Today we are being evacuated. It is September 1939. My Dad is walking us to school. My Mam cannot come with us as she is very poorly, she has TB, and is in bed most of the time. I am nine: my sister Margaret is thirteen months older than I. So here we are, hand in hand with our Dad, we each have a small homemade haversack on our backs (made from hessian) and our gas mask boxes bumping our hips as we walk.

We go into the hall at school and we have our names in big letters pinned to our lapels. Then we are all gathered together and made to file out in twos. At the school gates there are lots of mothers standing. Some have their shawls wrapped around them and most of them are crying and shouting "ta ra".

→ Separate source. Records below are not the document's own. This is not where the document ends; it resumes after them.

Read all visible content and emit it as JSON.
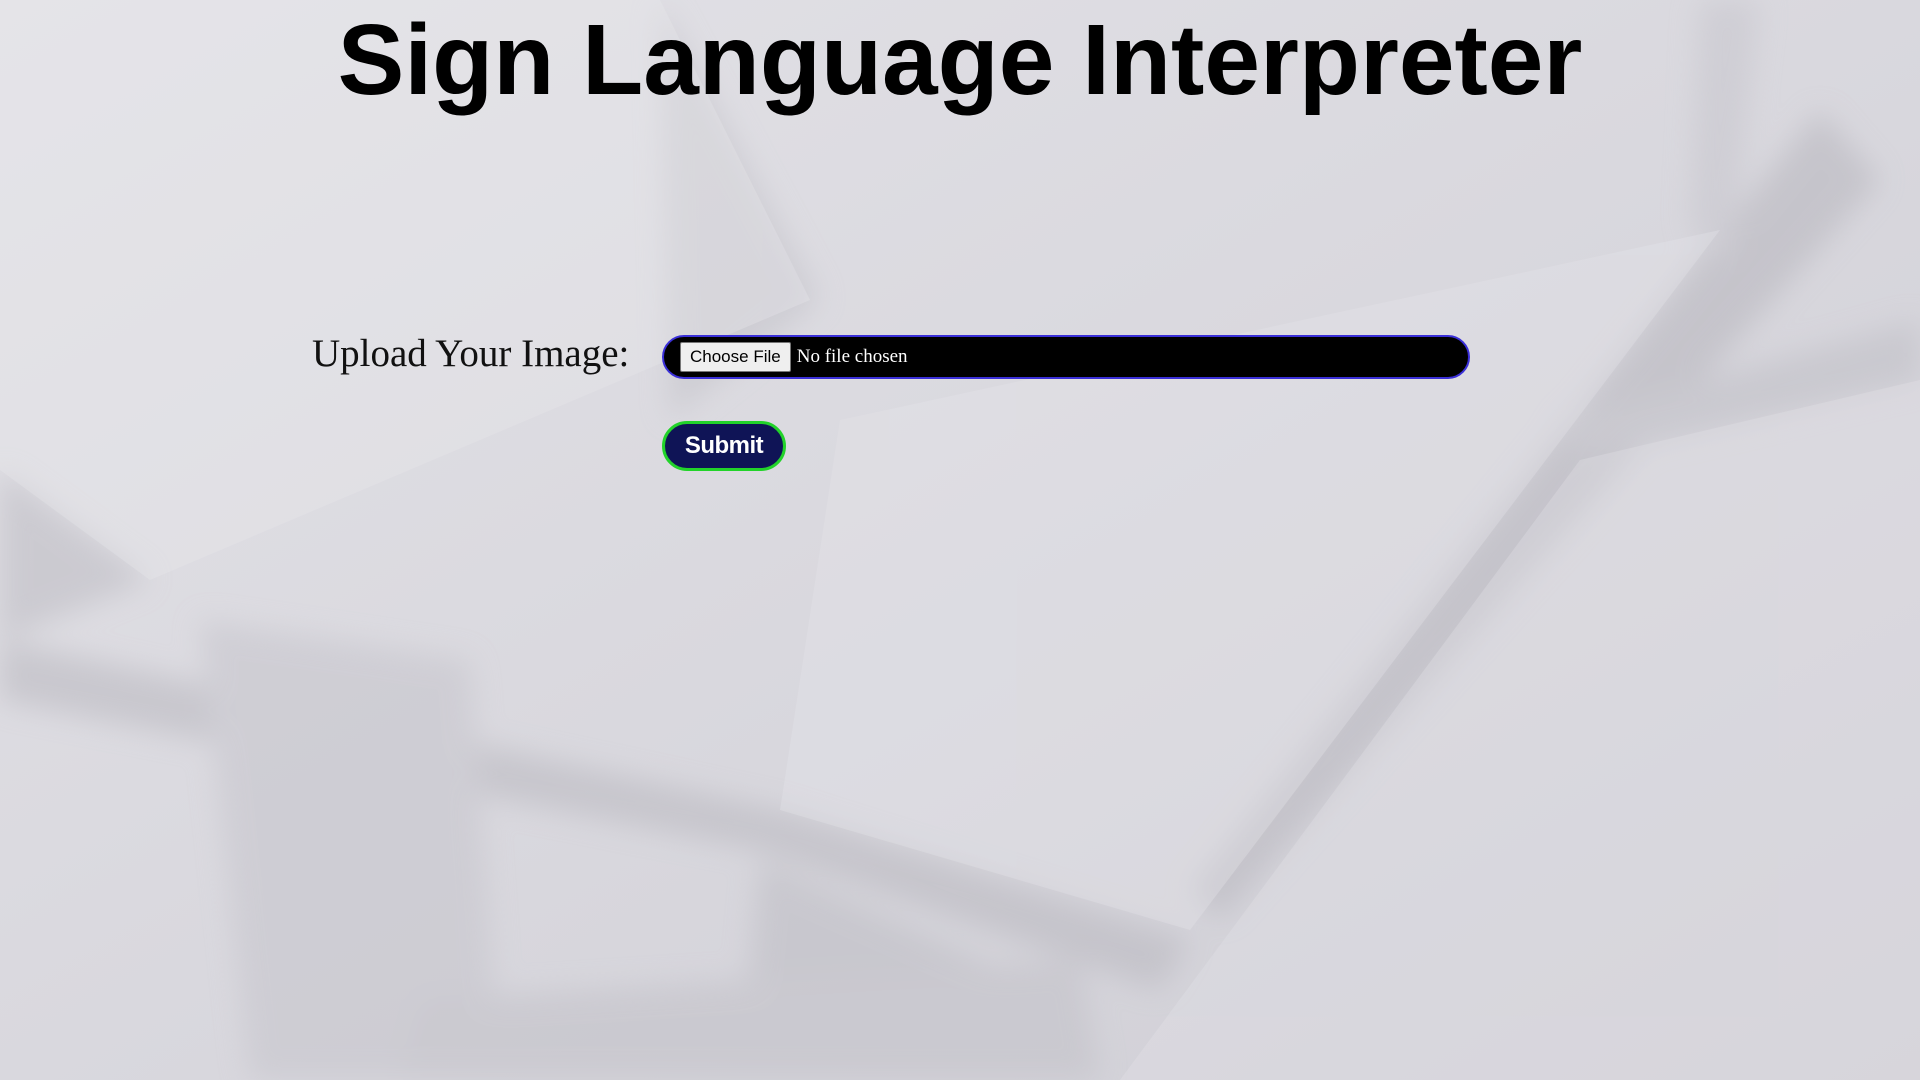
{
  "page": {
    "title": "Sign Language Interpreter",
    "background_color": "#dcdbe1"
  },
  "form": {
    "upload_label": "Upload Your Image:",
    "file_input": {
      "button_label": "Choose File",
      "status_text": "No file chosen",
      "background_color": "#000000",
      "border_color": "#3a2fd8"
    },
    "submit": {
      "label": "Submit",
      "background_color": "#0f1456",
      "border_color": "#22d32a"
    }
  }
}
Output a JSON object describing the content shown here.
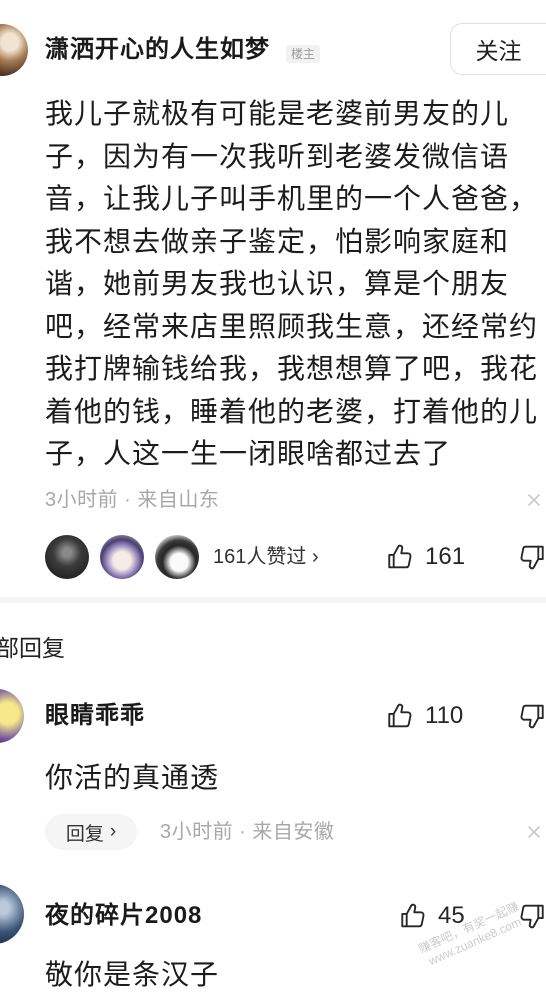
{
  "post": {
    "author": {
      "name": "潇洒开心的人生如梦",
      "badge": "楼主"
    },
    "follow_label": "关注",
    "body_lines": [
      "我儿子就极有可能是老婆前男友的儿",
      "子，因为有一次我听到老婆发微信语",
      "音，让我儿子叫手机里的一个人爸爸，",
      "我不想去做亲子鉴定，怕影响家庭和",
      "谐，她前男友我也认识，算是个朋友",
      "吧，经常来店里照顾我生意，还经常约",
      "我打牌输钱给我，我想想算了吧，我花",
      "着他的钱，睡着他的老婆，打着他的儿",
      "子，人这一生一闭眼啥都过去了"
    ],
    "meta": "3小时前 · 来自山东",
    "likes": {
      "summary": "161人赞过",
      "chevron": "›",
      "count": "161"
    }
  },
  "replies_header": "部回复",
  "comments": [
    {
      "author": "眼睛乖乖",
      "like_count": "110",
      "text": "你活的真通透",
      "reply_label": "回复",
      "reply_chevron": "›",
      "meta": "3小时前 · 来自安徽"
    },
    {
      "author": "夜的碎片2008",
      "like_count": "45",
      "text": "敬你是条汉子"
    }
  ],
  "watermark": {
    "line1": "赚客吧，有奖一起赚",
    "line2": "www.zuanke8.com"
  },
  "icons": {
    "like": "thumbs-up-icon",
    "dislike": "thumbs-down-icon",
    "close": "close-icon",
    "chevron": "chevron-right-icon",
    "avatar": "avatar"
  },
  "colors": {
    "text_primary": "#1c1c1c",
    "text_secondary": "#a8a8a8",
    "divider": "#f5f5f5",
    "background": "#ffffff"
  }
}
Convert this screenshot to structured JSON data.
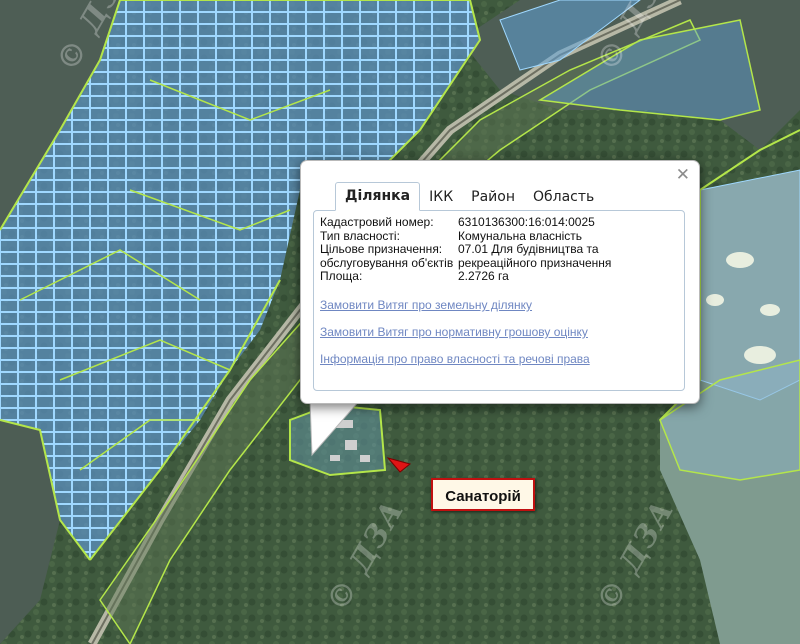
{
  "colors": {
    "parcel_fill": "#5fa0d6",
    "parcel_stroke": "#8fd0f5",
    "boundary": "#b4e64a",
    "water": "#4f5f55",
    "forest": "#3d5a3c",
    "road": "#9a9a8a",
    "golf": "#7e9a8c",
    "label_border": "#c01010",
    "link": "#6f87c2"
  },
  "watermarks": [
    "© ДЗА",
    "© ДЗА",
    "© ДЗА",
    "© ДЗА"
  ],
  "popup": {
    "close_icon": "✕",
    "tabs": [
      "Ділянка",
      "ІКК",
      "Район",
      "Область"
    ],
    "active_tab": "Ділянка",
    "fields": [
      {
        "label": "Кадастровий номер:",
        "value": "6310136300:16:014:0025"
      },
      {
        "label": "Тип власності:",
        "value": "Комунальна власність"
      },
      {
        "label": "Цільове призначення:",
        "value": "07.01 Для будівництва та"
      },
      {
        "label": "обслуговування об'єктів",
        "value": "рекреаційного призначення"
      },
      {
        "label": "Площа:",
        "value": "2.2726 га"
      }
    ],
    "links": [
      "Замовити Витяг про земельну ділянку",
      "Замовити Витяг про нормативну грошову оцінку",
      "Інформація про право власності та речові права"
    ]
  },
  "map_label": {
    "text": "Санаторій",
    "marker_icon": "red-arrow-icon"
  }
}
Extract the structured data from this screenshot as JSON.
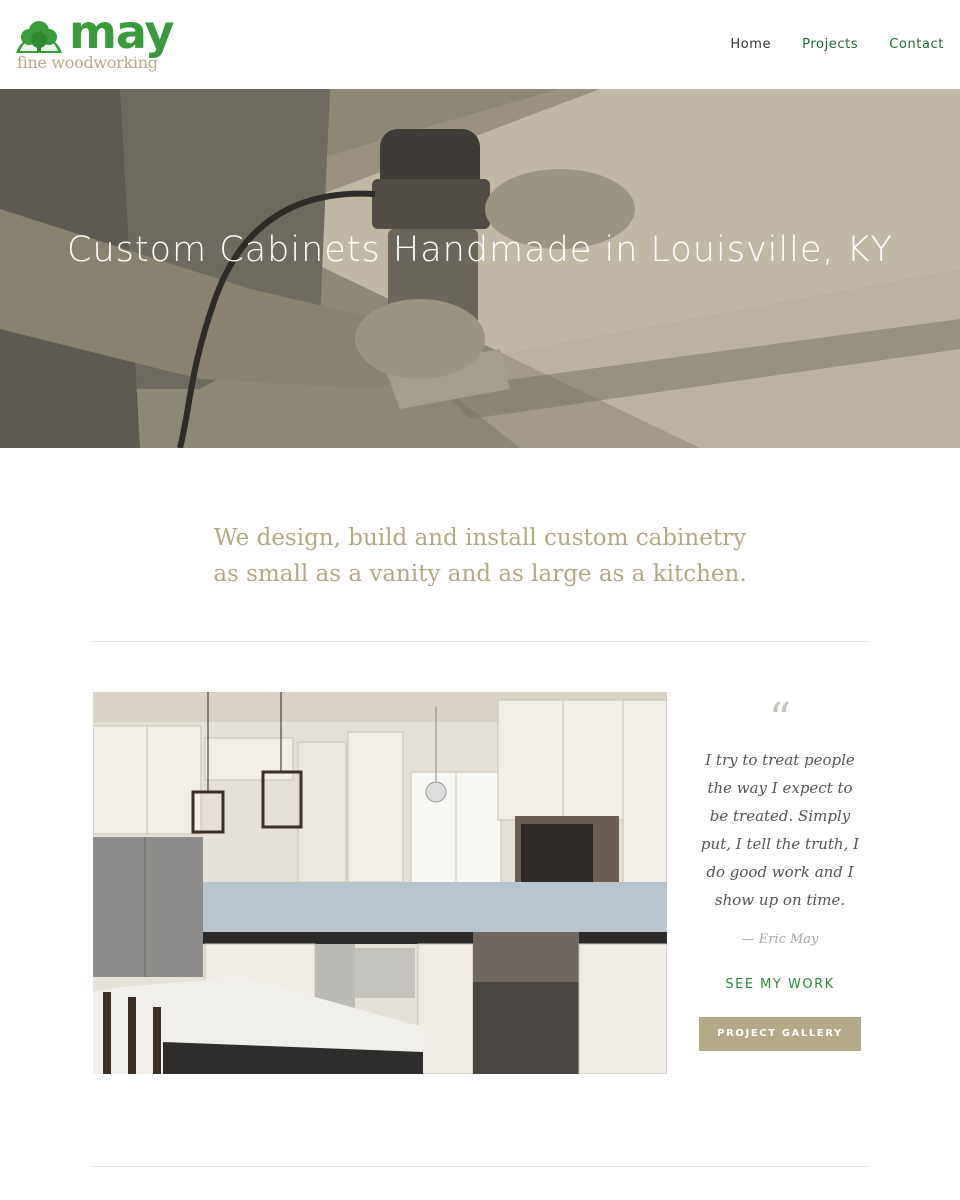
{
  "brand": {
    "name": "may",
    "tagline": "fine woodworking",
    "color_primary": "#3a9a3c",
    "color_tan": "#b5aa86"
  },
  "nav": {
    "items": [
      {
        "label": "Home",
        "active": true
      },
      {
        "label": "Projects",
        "active": false
      },
      {
        "label": "Contact",
        "active": false
      }
    ]
  },
  "hero": {
    "title": "Custom Cabinets Handmade in Louisville, KY",
    "image": "man-routing-wood-photo"
  },
  "intro": {
    "line1": "We design, build and install custom cabinetry",
    "line2": "as small as a vanity and as large as a kitchen."
  },
  "feature": {
    "image": "kitchen-photo",
    "quote_mark": "“",
    "quote": "I try to treat people the way I expect to be treated. Simply put, I tell the truth, I do good work and I show up on time.",
    "author": "— Eric May",
    "cta_link": "SEE MY WORK",
    "cta_button": "PROJECT GALLERY"
  }
}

We arrive at the railway station and the train is there waiting. Everybody is excited, screaming, and laughing. Away we go, hanging out of the windows and waving like mad. You see the only time I had been on a train is when we went on a trip to the coast.

After a while we arrive at our destination, everybody off and march to another school hall. There we were given a brown paper carrier bag with a few tins of food in. There was also a large bar of chocolate but it was Bournville dark chocolate - horrible!

Then on to a bus to another school. This was the place we were being evacuated to. We were again lined up, and in crocodile fashion we followed a man, who every now and then stopped at the end of the streets, and people came and collected their evacuees. Eventually it was our turn, and we had to go along a passage into a yard, and turn straight into the kitchen. The woman seemed very nice, but was a lot older than my parents. We had to sit on the horsehair sofa which was very uncomfortable as it prickled your legs. I still had my woollen pixie hat on as my mam had had our hair cut very short. A man was sitting at the table drinking tea and he still had his hat on. ( I never saw him without it). The woman leant over the table to ask us our names, and the man shouted, "Get off the table while I am eating, woman!"

That was it, I wanted to go home. I was frightened. We were then taken up to our bedroom. The bed was a big brass bedstead, and underneath, the man had potatoes sprouting on newspaper. Come bedtime I started to cry, "I want to go home". I forgot to mention, in my haversack my Dad had put a stamped addressed envelope with orders to put our new address in and post it immediately.

I cried every night and every morning, I must have had the poor woman demented. Eventually one of our teachers came and asked what was the matter, so I told him I had toothached and I wanted to go home.

The following day I had to go to his house and he would take me to the school clinic to have my bad tooth out. It was in my mind a "posh house", lovely garden, etc. The lady of the house patted my head and told me what a brave little girl I was. She gave me and orange and a lovely scarf to keep. Away we went on the bus to the clinic, but, they had no cocaine, so back we came and would you believe it, she took the orange and the scarf back off me!

I think I was evacuated about a month. I still continued crying every night, etc.

Then one day coming home from school a girl told me, "your Daddy is here". My feet never touched the ground. "Have you come to take us home"? "Well", he said, "Maybe". But I knew he had because our haversacks were packed.

I often wonder whether the decision to take us home was because of my fretting so much; or that my Man "wanted the bairns home". I'll never know. She died three months later, aged thirty six years.